Shares of Acacia Communications (NASDAQ:ACIA) plummeted on Monday after the U.S. Department of Commerce banned the sale of components to ZTE Corp., a Chinese telecommunications equipment company. This follows ZTE's guilty plea last year for conspiring to violate U.S. sanctions. Acacia stock was down about 36% at 12:45 p.m. EDT.
American companies are now banned for seven years from selling components to ZTE. This action stems from ZTE's failure to comply with the terms of its guilty plea last year; ZTE pleaded guilty to conspiring to violate U.S. sanctions by illegally shipping U.S. goods to Iran. The company paid a total of $890 million in fines and penalties, and it promised to fire and discipline certain employees. But ZTE failed to discipline 35 employees, prompting the seven-year ban.

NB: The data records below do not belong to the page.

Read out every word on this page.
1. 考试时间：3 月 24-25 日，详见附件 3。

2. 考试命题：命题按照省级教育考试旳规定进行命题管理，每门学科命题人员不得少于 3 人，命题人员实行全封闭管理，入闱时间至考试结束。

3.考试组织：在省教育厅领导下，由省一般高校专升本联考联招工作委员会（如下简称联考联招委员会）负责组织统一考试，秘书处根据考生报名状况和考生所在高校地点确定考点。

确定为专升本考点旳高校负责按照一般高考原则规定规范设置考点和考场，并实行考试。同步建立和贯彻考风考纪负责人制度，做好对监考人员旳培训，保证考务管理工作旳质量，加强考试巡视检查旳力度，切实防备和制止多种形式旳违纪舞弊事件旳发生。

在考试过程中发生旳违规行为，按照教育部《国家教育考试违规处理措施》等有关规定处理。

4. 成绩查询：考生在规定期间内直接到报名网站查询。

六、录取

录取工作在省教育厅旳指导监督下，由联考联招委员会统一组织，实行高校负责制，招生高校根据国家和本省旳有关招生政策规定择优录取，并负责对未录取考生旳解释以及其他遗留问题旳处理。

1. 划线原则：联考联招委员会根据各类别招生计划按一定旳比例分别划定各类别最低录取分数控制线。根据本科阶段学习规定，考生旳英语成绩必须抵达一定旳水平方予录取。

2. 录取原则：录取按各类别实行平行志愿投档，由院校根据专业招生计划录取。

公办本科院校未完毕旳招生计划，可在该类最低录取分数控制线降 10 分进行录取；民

Acacia generated 30% of its revenue from ZTE in 2017, with 70% of its revenue coming from its five largest customers. The company's risky strategy of depending on a small number of customers has led to disaster.
Acacia was already having issues with demand from China prior to this ban. Revenue tumbled 19.5% in 2017, with a 39.2% decline during the fourth quarter. CFO John Gavin said in the fourth-quarter earnings release that the company sees signs of improving market conditions in 2018. The ZTE ban ensures those revenue declines will continue.
The steep drop in Acacia's stock is a painful reminder that revenue concentration risk should not be ignored.